From: <sbechhof@...> (Shoshanah Bechhofer)
Date: Tue, 2 Mar 93 00:32:40 -0500
Subject: Re Motzi Lechem min HaShamayim

	In fact, the Rama MiPano in his Ma'amar Shabosos, quoted in Reb
Yosef Engel's Gilyonei HaShas to Berachos 48b, states explicitly that
the bracha on the Man was HaMotzi Lechem min HaShamayim!
	Reb Yosef Engel has there also a long discourse on the subject
of if and when they bentched on the Man in the Midbar.

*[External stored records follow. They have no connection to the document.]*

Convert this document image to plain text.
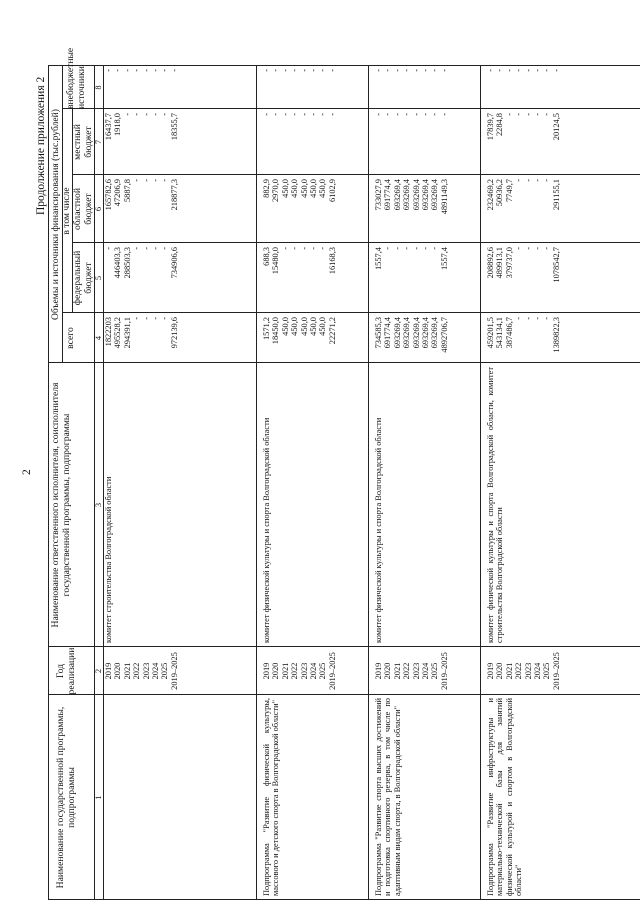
2
Продолжение приложения 2
Наименование государственной программы, подпрограммы
Год реализации
Наименование ответственного исполнителя, соисполнителя государственной программы, подпрограммы
Объемы и источники финансирования (тыс.рублей)
всего
в том числе
федеральный бюджет
областной бюджет
местный бюджет
внебюджетные источники
1
2
3
4
5
6
7
8
комитет строительства Волгоградской области
2019 2020 2021 2022 2023 2024 2025 2019–2025
1822203 495528,2 294391,1 - - - - 972139,6
- 446403,3 288503,3 - - - - 734906,6
165782,6 47206,9 5887,8 - - - - 218877,3
16437,7 1918,0 - - - - - 18355,7
- - - - - - - -
Подпрограмма "Развитие физической культуры, массового и детского спорта в Волгоградской области"
комитет физической культуры и спорта Волгоградской области
2019 2020 2021 2022 2023 2024 2025 2019–2025
1571,2 18450,0 450,0 450,0 450,0 450,0 450,0 22271,2
688,3 15480,0 - - - - - 16168,3
882,9 2970,0 450,0 450,0 450,0 450,0 450,0 6102,9
- - - - - - - -
- - - - - - - -
Подпрограмма "Развитие спорта высших достижений и подготовка спортивного резерва, в том числе по адаптивным видам спорта, в Волгоградской области"
комитет физической культуры и спорта Волгоградской области
2019 2020 2021 2022 2023 2024 2025 2019–2025
734585,3 691774,4 693269,4 693269,4 693269,4 693269,4 693269,4 4892706,7
1557,4 - - - - - - 1557,4
733027,9 691774,4 693269,4 693269,4 693269,4 693269,4 693269,4 4891149,3
- - - - - - - -
- - - - - - - -
Подпрограмма "Развитие инфраструктуры и материально-технической базы для занятий физической культурой и спортом в Волгоградской области"
комитет физической культуры и спорта Волгоградской области, комитет строительства Волгоградской области
2019 2020 2021 2022 2023 2024 2025 2019–2025
459201,5 543134,1 387486,7 - - - - 1389822,3
208892,6 489913,1 379737,0 - - - - 1078542,7
232469,2 50936,2 7749,7 - - - - 291155,1
17839,7 2284,8 - - - - - 20124,5
- - - - - - - -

From: <dave@...> (David Sherman)
Date: Mon, 1 Mar 93 02:51:49 -0500
Subject: Re: Torah found by Hezekiah

> From: <hsiegel@...> (Howard Siegel)
Hi, Howard.  It's been a while...
> Something we ought to be aware of is that Josiah was the son of Amon,
> who was the son of Manasseh, who was the son of Hezekiah.  Hezekiah was
> a tzaddik, but Manasseh was the most evil king of Judah, and Amon was
> also described as doing "that which was evil in the sight of the Lord,
> as did Manasseh his father."  They were both idolaters, and Manasseh
> especially was described as being a particularly bloody king.  It's
> hardly surprising that during the 55 years of Manasseh's reign and the
> truncated 2 years of Amon's reign much of the Torah had been
> deliberately blotted out.  Even Josiah (who was 8 when he came to the
> throne) was likely to have been unaware of much of the Torah.  Imagine
> the impact of suddenly being faced with that which one has accepted in a
> vague, general way as being true -- but now seeing it in all its
> particulars.

I don't have any problem with this.  But if "much of the Torah had been
deliberately blotted out", how widespread was the knowledge of Torah
over the 55 years?  And, to focus again on my question, what does this
do to the argument that runs, "the tradition of us having received Torah
at Har Sinai must be true, because if it weren't, the generation on
which it was first foisted would have objected, `but we didn't hear that
from our fathers!'"?

Perhaps the correct answer is the one suggested, that the lack of
knowledge of Torah was only within the king's family, and that Bnai
Yisroel as a whole hadn't lost the knowledge.  But does that jibe with
the way the incident is reported in Melachim?

David Sherman

From: <dave@...> (David Sherman)
Date: Sun, 21 Feb 93 19:16:06 EST
Subject: Torah found by Hezekiah

> From: <turkel@...> (Eli Turkel)
>       David Sherman asks about the finding of the scroll in Tanach.  The
> usual explanation is that in the days of hezekiah the book of Devarim
> (Deuteronomy) was found in the Temple. The scholars (ie Sanhedrin) had
> always studied it but it was not familiar to the common people and the
> King. As a consequence when the King found the original he was very
> happy.

My question remains: if the knowledge of Torah remained only with
the scholars, does that not affect the thesis relating to continuous
transmission from parents to children throughout the nation?